First-Principles Study Reveals an Electronic Correlation Effect on the Topological and Electronic Properties of Janus RuClF Monolayers: Implications for Spintronics and Valleytronics Applications

Abstract

Combining the nontrivial band topology with the intrinsic ferrovalley (FV), the valley-nonequilibrium quantum anomalous Hall effect (VQAHE) attracts growing attention both for its potential applications and basic physics. The electronic properties of some systems with localized orbital distribution and special structures could be influenced by the electronic correlation effect.

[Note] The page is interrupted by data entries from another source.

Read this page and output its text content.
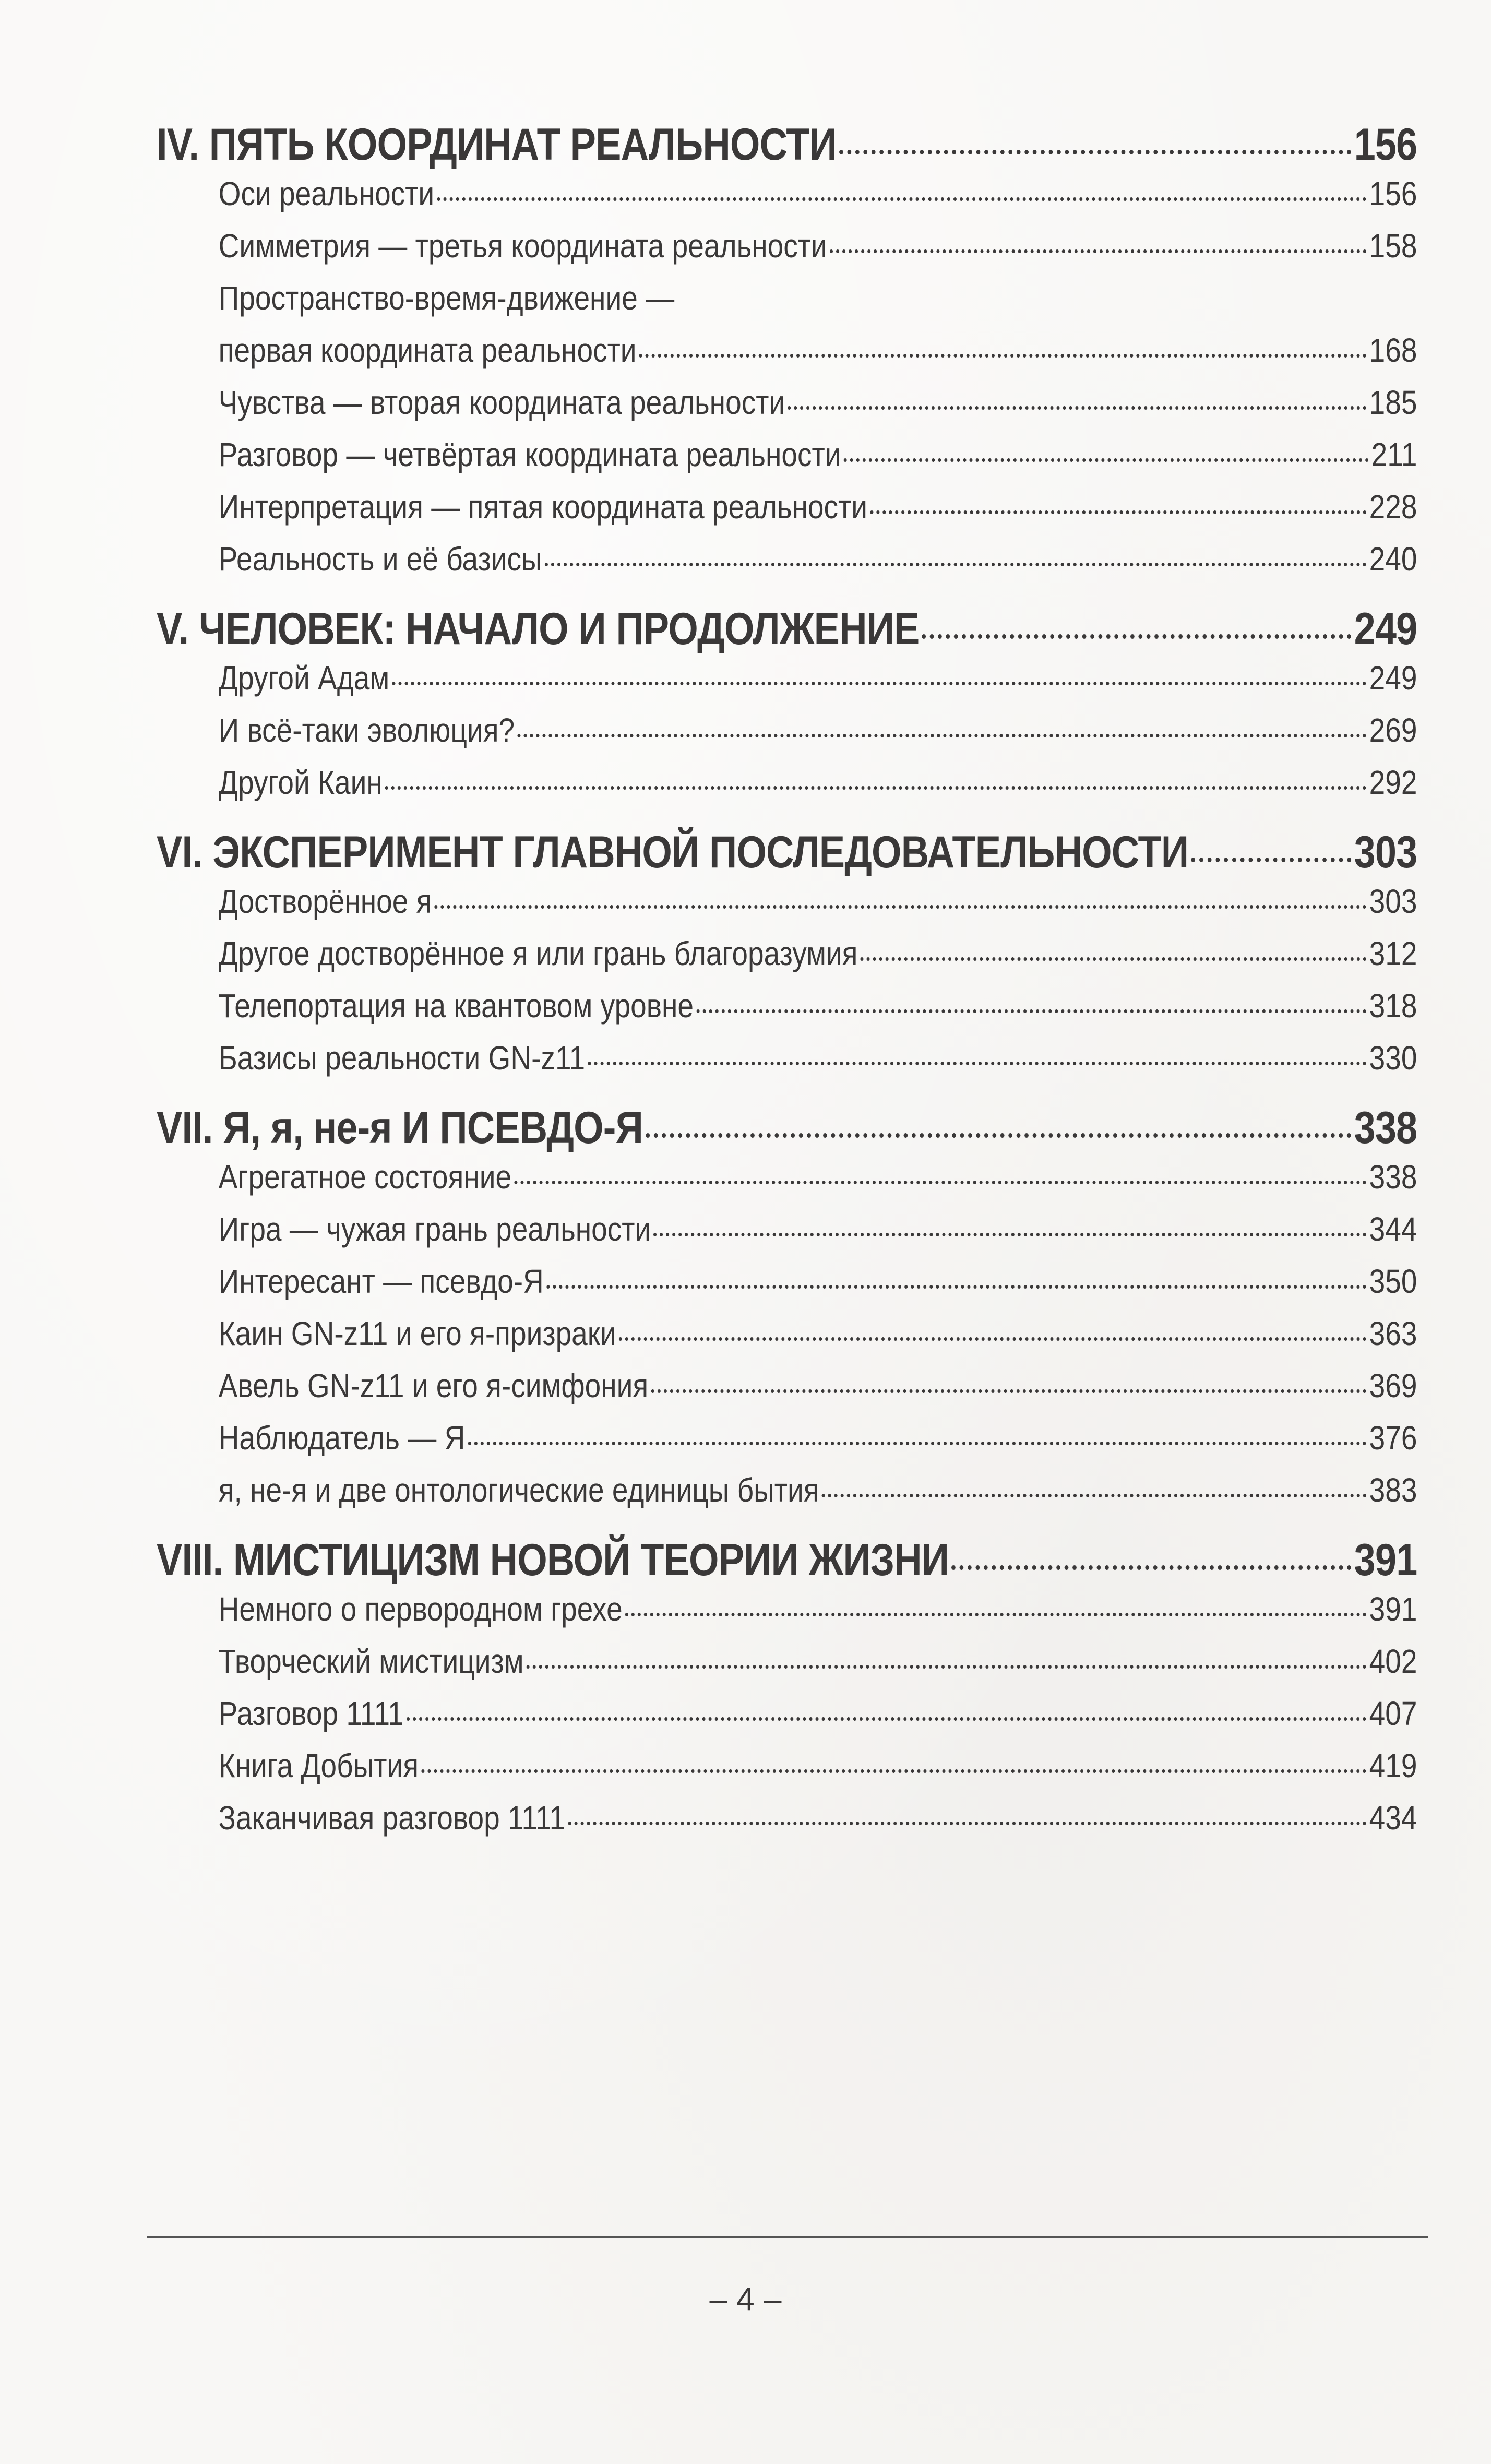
IV. ПЯТЬ КООРДИНАТ РЕАЛЬНОСТИ	156
Оси реальности	156
Симметрия — третья координата реальности	158
Пространство-время-движение —
первая координата реальности	168
Чувства — вторая координата реальности	185
Разговор — четвёртая координата реальности	211
Интерпретация — пятая координата реальности	228
Реальность и её базисы	240
V. ЧЕЛОВЕК: НАЧАЛО И ПРОДОЛЖЕНИЕ	249
Другой Адам	249
И всё-таки эволюция?	269
Другой Каин	292
VI. ЭКСПЕРИМЕНТ ГЛАВНОЙ ПОСЛЕДОВАТЕЛЬНОСТИ	303
Достворённое я	303
Другое достворённое я или грань благоразумия	312
Телепортация на квантовом уровне	318
Базисы реальности GN-z11	330
VII. Я, я, не-я И ПСЕВДО-Я	338
Агрегатное состояние	338
Игра — чужая грань реальности	344
Интересант — псевдо-Я	350
Каин GN-z11 и его я-призраки	363
Авель GN-z11 и его я-симфония	369
Наблюдатель — Я	376
я, не-я и две онтологические единицы бытия	383
VIII. МИСТИЦИЗМ НОВОЙ ТЕОРИИ ЖИЗНИ	391
Немного о первородном грехе	391
Творческий мистицизм	402
Разговор 1111	407
Книга Добытия	419
Заканчивая разговор 1111	434
– 4 –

In our work, the electronic correlation effect on the electronic structures for a Janus RuClF monolayer (ML) is investigated based on the first-principles calculations + U method. For the magnetization orientation along the out-of-plane (OOP) direction, RuClF ML undergoes FV to half-valley-metal (HVM) to VQAHE to HVM to FV transitions with increasing electron correlation effects. There is a chiral edge state connecting the valence and conduction bands and an integer Chern number (C = 1) when 2.52 < U < 2.55 eV. No obvious valley polarization and special VQAHE phases occur for the magnetization orientation along the in-plane (IP) direction. Regardless of IP or OOP magnetic anisotropy, the sign-reversible Berry curvature can be found with increasing U values. Notably, with increasing U values, the magnetization of RuClF ML varies from OOP to IP, and the key U value is approximately 2.41 eV. When taking into account the intrinsic magnetic anisotropy, no HVM and VQAHE states exist. This work finds the significance of magnetic anisotropy and electronic correlation effects in RuClF ML and highlights that electronic correlation effects can induce unusual topological phase transitions. Our consequences manifest that RuClF ML is an admirable material for topological electronic, spintronic, and valleytronic applications.